Custom Made” Defined
At its finest, “custom made” employs the same techniques and produces garments of comparable quality to those of the French couture houses. The terms ‘couture’ and ‘custom’ have been bandied about by the wedding industry so much so that they have lost their rich meanings. The process a dressmaker undertakes to create a custom gown follows a series of labor and time-intensive steps. Be cautious of these terms and how they are used when interviewing a designer/dressmaker.
“Custom made” starts with a personal design consultation meeting. The designer reviews clippings the bride has brought and listens to the client. She may produce sketches on the spot. Scale, proportion, silhouette and appropriateness of the style for the event and venue are considered. The designer guides the bride through fabric and color options, discussing how various fibers behave, and then offers advice on embellishment and finesse touches. Measurements are generally taken at this meeting over the actual undergarments a bride will wear.
On her next visit, the bride will try on a muslin fitting shell. The purpose of the shell is varied: it allows the designer to note slight left – right side body variations, it helps identify fitting challenges, and when perfected, is used as the basis for the first sample. This first sample will also be produced in muslin fabric. Muslin is an affordable basic cotton woven fabric, but the term muslin can also refer to any affordable fabric with similar hand and drape characteristics of the final garment.
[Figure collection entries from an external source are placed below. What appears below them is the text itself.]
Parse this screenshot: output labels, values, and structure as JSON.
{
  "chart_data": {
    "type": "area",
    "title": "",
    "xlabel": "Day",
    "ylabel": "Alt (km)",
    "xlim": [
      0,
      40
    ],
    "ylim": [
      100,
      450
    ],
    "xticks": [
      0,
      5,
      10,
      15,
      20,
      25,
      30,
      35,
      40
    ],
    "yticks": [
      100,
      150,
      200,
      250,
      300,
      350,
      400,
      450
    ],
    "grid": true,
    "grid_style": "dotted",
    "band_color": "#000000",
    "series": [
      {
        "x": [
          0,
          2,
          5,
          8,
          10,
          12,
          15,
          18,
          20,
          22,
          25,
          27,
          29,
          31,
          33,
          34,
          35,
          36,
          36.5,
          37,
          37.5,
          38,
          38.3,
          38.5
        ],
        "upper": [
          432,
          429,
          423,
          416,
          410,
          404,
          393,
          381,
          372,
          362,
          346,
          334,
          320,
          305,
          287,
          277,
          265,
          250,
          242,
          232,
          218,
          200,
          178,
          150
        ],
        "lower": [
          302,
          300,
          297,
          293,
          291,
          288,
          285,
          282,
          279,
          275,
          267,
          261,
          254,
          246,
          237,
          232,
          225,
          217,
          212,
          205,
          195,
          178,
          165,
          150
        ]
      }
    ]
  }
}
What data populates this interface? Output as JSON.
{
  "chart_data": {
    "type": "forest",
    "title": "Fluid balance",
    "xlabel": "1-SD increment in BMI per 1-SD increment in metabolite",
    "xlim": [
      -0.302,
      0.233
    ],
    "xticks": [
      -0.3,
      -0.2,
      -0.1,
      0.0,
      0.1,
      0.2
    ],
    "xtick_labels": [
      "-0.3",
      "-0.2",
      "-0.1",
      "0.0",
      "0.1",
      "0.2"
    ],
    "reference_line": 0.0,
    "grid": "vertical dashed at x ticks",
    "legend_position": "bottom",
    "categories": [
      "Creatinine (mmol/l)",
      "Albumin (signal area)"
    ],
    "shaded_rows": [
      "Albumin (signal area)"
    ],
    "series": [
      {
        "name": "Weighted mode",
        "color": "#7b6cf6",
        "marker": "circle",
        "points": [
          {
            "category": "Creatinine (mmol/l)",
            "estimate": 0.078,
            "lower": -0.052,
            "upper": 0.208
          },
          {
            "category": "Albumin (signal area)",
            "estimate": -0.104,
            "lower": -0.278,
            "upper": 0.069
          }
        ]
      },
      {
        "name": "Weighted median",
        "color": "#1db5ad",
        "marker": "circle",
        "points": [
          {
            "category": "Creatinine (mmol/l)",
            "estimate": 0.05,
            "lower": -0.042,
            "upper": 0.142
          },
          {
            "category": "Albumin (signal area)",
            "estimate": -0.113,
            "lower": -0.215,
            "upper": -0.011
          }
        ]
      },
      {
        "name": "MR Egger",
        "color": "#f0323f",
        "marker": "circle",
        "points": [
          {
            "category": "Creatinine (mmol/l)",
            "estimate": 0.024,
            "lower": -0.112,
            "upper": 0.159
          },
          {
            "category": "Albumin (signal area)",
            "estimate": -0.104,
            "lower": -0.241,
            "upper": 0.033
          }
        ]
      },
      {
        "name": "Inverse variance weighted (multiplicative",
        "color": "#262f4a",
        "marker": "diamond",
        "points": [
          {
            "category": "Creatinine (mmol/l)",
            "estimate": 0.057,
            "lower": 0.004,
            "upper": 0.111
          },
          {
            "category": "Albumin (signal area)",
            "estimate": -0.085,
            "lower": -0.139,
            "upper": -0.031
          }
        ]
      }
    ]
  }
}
The first sample affords the bride an initial glance at the entire design. She can check comfort and fit, scale and silhouette. The beauty of custom is that fit adjustments and design changes can be made along the way. Working with the designer, the bride can request changes to her specification. The designer checks seams, fit and ease. She balances the design and judges the garment from all angles when the bride is standing, sitting and walking.
The next step in the custom made process is taking the muslin pattern and translating it into the bride’s decadent silk or brocade or taffeta. It is at this fitting that the bride has a first opportunity to see and feel her gown in the chosen fabric. Minor fit adjustments are the norm as muslin does not have the same characteristics as the final fabric.
Once sampled in the final fabric, the client can decide upon a lower décolletage, a shorter sleeve, a higher waistline or most any other change. She can critically view placement of desired embellishments (lace, appliqué, beading or other trim) and make judgment positioning. At this stage the bride can also decide on petticoats, veil, jewelry and heel height.
Additional fittings to perfect the final gown vary according to the complexity of the style. When complete, the bride is presented with an heirloom-quality garment.
Most designers request a minimum of six-months lead time, although some are able to produce the garment in a shorter timeframe if fabrics and embellishments are readily available. Ample time is required to review and select fabrics, components of the dress may need to be sent out (such as a bodice for hand beading or custom embroidery) and some gowns require special treatments, such as machine pleating, which is usually done off-site.
When your wedding day arrives and you walk down the aisle in a dress that reflects your unique personality, that flatters your features, is comfortable and fits you to a tee, the value of the custom made dress will be apparent.